The amendment would create fines for Louisvillians experiencing houselessness.

LOUISVILLE, Ky. — The Coalition for the Homeless called on Metro Council to oppose a new ordinance amendment aimed at changing how Louisville deals with people camping out and storing their property in public.

In a press conference Thursday afternoon, activists with several organizations spoke on the topic, calling the ordinance inhumane.

Donny Greene, co-founder of Feed Louisville, said everyone is the same people.

"There's no difference between you and the people unhoused next door to you," Greene said.

One activist with VOCAL-KY, who used to live on the streets for years, said penalizing the poor isn’t going to fix the issue, affordable housing will.

"As outreach workers, my team sees the damaging effect it has on a person who already has severe trauma and is at their lowest to have their possessions thrown away," T.J. Martin, with the John Center, said.

The original ordinance passed with almost unanimous support in 2018, with a vote of 20-2. It required a 21-day notice before clearing camps.

Amendments to this ordinance would make it illegal to camp in public areas, with fines of up to $200 per day for a violation. 

In addition, this ordinance would make it illegal to store personal property, and would give metro government authority to dispose of items not picked up within 30 days of an encampment clearing. The items could be disposed of immediately if in areas considered permanently off-limits.

At a council meeting Thursday, bill sponsor Councilmember Nicole George (D-21) said she's seen the effects encampments have had in her district.

"It carries specific health consequences and elevated risks," she said. "Consider the single mom who's trying to push her child in a stroller to the bus stop, the young person who's headed to the school bus stop, the person in a wheelchair trying to navigate the sidewalk."

Bill-sponsor Council President David James said he’s heard stories of terrible living conditions because of encampments.

“We have citizens, many of which are in a compromised situation already, that cannot let their children go outside because of camping in the sidewalk in the front of their house, because syringes are laying there in the sidewalk in the front of their house, because feces is laying there on the sidewalk in the front of their house, because parks are filled with syringes and feces and trash from camp sites and their children cannot play in our parks because they’re no longer safe," James said.

Metro government has been working to transition those who are living on the street to more stable housing with the safe outdoor space, Hope Village.

American Rescue Plan funds helped the project open up back in April. The space can house up to 53 people right now, but project leaders said they are hoping to expand.

Over a year ago, city officials shared a four-phase plan for addressing the city's houselessness.

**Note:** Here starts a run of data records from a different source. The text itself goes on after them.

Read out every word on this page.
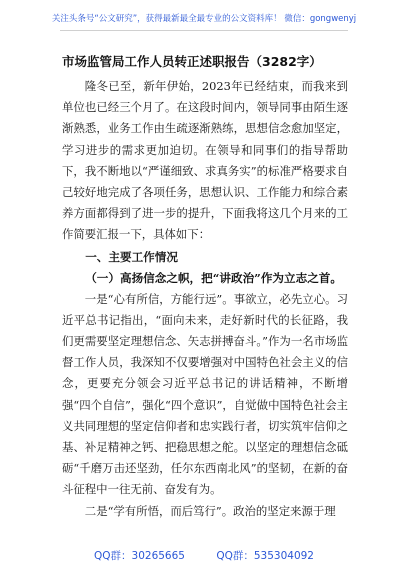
关注头条号“公文研究”，获得最新最全最专业的公文资料库！ 微信：gongwenyj
市场监管局工作人员转正述职报告（3282字）

隆冬已至，新年伊始，2023年已经结束，而我来到单位也已经三个月了。在这段时间内，领导同事由陌生逐渐熟悉，业务工作由生疏逐渐熟练，思想信念愈加坚定，学习进步的需求更加迫切。在领导和同事们的指导帮助下，我不断地以“严谨细致、求真务实”的标准严格要求自己较好地完成了各项任务，思想认识、工作能力和综合素养方面都得到了进一步的提升，下面我将这几个月来的工作简要汇报一下，具体如下：

一、主要工作情况

（一）高扬信念之帜，把“讲政治”作为立志之首。

一是“心有所信，方能行远”。事欲立，必先立心。习近平总书记指出，“面向未来，走好新时代的长征路，我们更需要坚定理想信念、矢志拼搏奋斗。”作为一名市场监督工作人员，我深知不仅要增强对中国特色社会主义的信念，更要充分领会习近平总书记的讲话精神，不断增强“四个自信”，强化“四个意识”，自觉做中国特色社会主义共同理想的坚定信仰者和忠实践行者，切实筑牢信仰之基、补足精神之钙、把稳思想之舵。以坚定的理想信念砥砺“千磨万击还坚劲，任尔东西南北风”的坚韧，在新的奋斗征程中一往无前、奋发有为。

二是“学有所悟，而后笃行”。政治的坚定来源于理

QQ群：30265665	QQ群：535304092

They said their ultimate goal is to get anyone experiencing houselessness off the street, but they said its quite difficult because when it comes to houselessness, there is no one-size-fits-all solution.

The four phases include:

  • establishing an area that provides a safe space outdoors with services designed to help people experiencing houselessness find sustainable housing
  • transitional housing effort that offers a quick transition from outdoor to indoor housing
  • partnership with service providers to develop more permanent supportive housing options
  • increased funding for affordable housing.

Councilmember Jecorey Arthur (D-4, in the council meeting Thursday, said he'd hope for more data stemming from last year before moving on an ordinance addressing houselessness.

The ordinance will be discussed again on Oct. 6.